Kia va avoir un pick-up intermédiaire en Amérique du Nord

Le constructeur sud-coréen Kia ne cache plus ses ambitions : conquérir le lucratif segment des camionnettes intermédiaires en Amérique du Nord. Une catégorie dominée par des piliers comme le Toyota Tacoma et le Ford Ranger, deux références bien ancrées dans les habitudes des consommateurs. Même si les détails techniques demeurent encore limités, l’intention est claire : Kia veut une part d’un marché où la loyauté des acheteurs est presque tribale. Pour percer, il faudra plus qu’un bon produit — il faudra une identité forte et une crédibilité hors route, deux éléments que les concurrents maîtrisent déjà depuis des décennies.

Une révolution parallèle dans les concessions

Pendant que Kia prépare son offensive produit, une autre transformation se joue en coulisses : celle de l’expérience client en concession. La jeune pousse sud-coréenne Epikar propose de remplacer — du moins en partie — les vendeurs par des bornes intelligentes alimentées par l’IA. Son système, baptisé Pikar Genie, accueille les clients, répond à leurs questions et les guide dans leur processus d’achat. Le vendeur humain n’intervient qu’au moment de conclure la transaction. L’objectif est limpide : réduire les coûts de main-d’œuvre et répondre aux attentes d’une clientèle plus jeune, déjà habituée à magasiner en ligne.

Le consommateur américain reste attaché à l’humain

Sur papier, l’idée semble séduisante. Dans les faits, elle se heurte à une réalité bien connue dans l’industrie automobile : l’achat d’un véhicule reste une décision émotionnelle et complexe. Selon des données récentes, seulement 2 % des acheteurs souhaitent éviter complètement le contact avec un vendeur, alors que près des trois quarts considèrent ce dernier comme le premier point de contact en concession. Dans un marché mature comme celui des États-Unis, la confiance joue un rôle central.

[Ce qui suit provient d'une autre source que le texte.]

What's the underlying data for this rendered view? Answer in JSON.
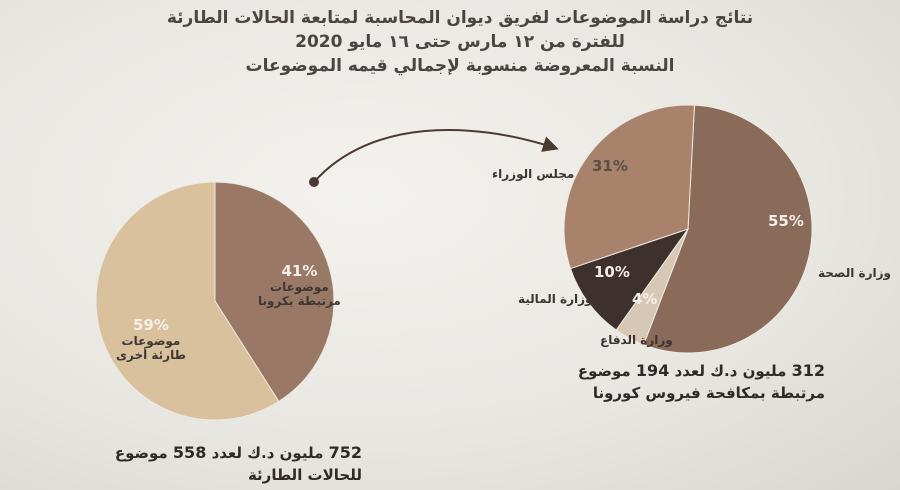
{
  "title": {
    "line1": "نتائج دراسة الموضوعات لفريق ديوان المحاسبة لمتابعة الحالات الطارئة",
    "line2": "للفترة من ١٢ مارس حتى ١٦ مايو 2020",
    "line3": "النسبة المعروضة منسوبة لإجمالي قيمه الموضوعات"
  },
  "chart_data": [
    {
      "type": "pie",
      "slices": [
        {
          "name": "موضوعات مرتبطة بكرونا",
          "name_line1": "موضوعات",
          "name_line2": "مرتبطة بكرونا",
          "value": 41,
          "label": "41%",
          "color": "#9a7866"
        },
        {
          "name": "موضوعات طارئة أخرى",
          "name_line1": "موضوعات",
          "name_line2": "طارئة أخرى",
          "value": 59,
          "label": "59%",
          "color": "#d8c19c"
        }
      ],
      "caption": {
        "amount": "752",
        "text_a": "مليون د.ك لعدد",
        "count": "558",
        "text_b": "موضوع",
        "line2": "للحالات الطارئة"
      }
    },
    {
      "type": "pie",
      "slices": [
        {
          "name": "وزارة الصحة",
          "value": 55,
          "label": "55%",
          "color": "#8a6a59"
        },
        {
          "name": "وزارة الدفاع",
          "value": 4,
          "label": "4%",
          "color": "#d6c8b4"
        },
        {
          "name": "وزارة المالية",
          "value": 10,
          "label": "10%",
          "color": "#3e302d"
        },
        {
          "name": "مجلس الوزراء",
          "value": 31,
          "label": "31%",
          "color": "#a8826b"
        }
      ],
      "caption": {
        "amount": "312",
        "text_a": "مليون د.ك لعدد",
        "count": "194",
        "text_b": "موضوع",
        "line2": "مرتبطة بمكافحة فيروس كورونا"
      }
    }
  ]
}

Et cette confiance passe encore largement par l’interaction humaine.

Des résultats prometteurs… ailleurs

Epikar ne part toutefois pas de zéro. À Séoul, la technologie a déjà été déployée dans une salle de montre de Renault, avec des gains notables : hausse des revenus d’environ 20 % et réduction des coûts de 15 %. Des collaborations ont également été amorcées avec BMW et Volvo, bien que le modèle entièrement automatisé n’ait pas encore été implanté à grande échelle.

Un modèle difficile à transposer aux États-Unis

Malgré ces succès, plusieurs experts demeurent sceptiques quant à une adoption rapide en Amérique du Nord. Contrairement à l’achat d’un café chez Starbucks ou d’un burger chez McDonald’s, l’acquisition d’un véhicule implique une série d’étapes complexes : financement, reprise, essais routiers, négociation. Dans ce contexte, une automatisation complète paraît prématurée. L’IA pourrait toutefois s’imposer comme un outil complémentaire — pour informer, filtrer et personnaliser le client — sans remplacer complètement l’humain.

Une évolution inévitable, mais progressive

L’industrie semble converger vers une hybridation des rôles. L’IA prendra de plus en plus de place dans le parcours d’achat, mais sans éliminer le facteur humain à court terme. Pour Kia, le défi sera double : réussir son entrée dans le segment des pick-up tout en s’adaptant à une transformation profonde du commerce automobile. Une chose est certaine : le produit et l’expérience client évolueront désormais main dans la main.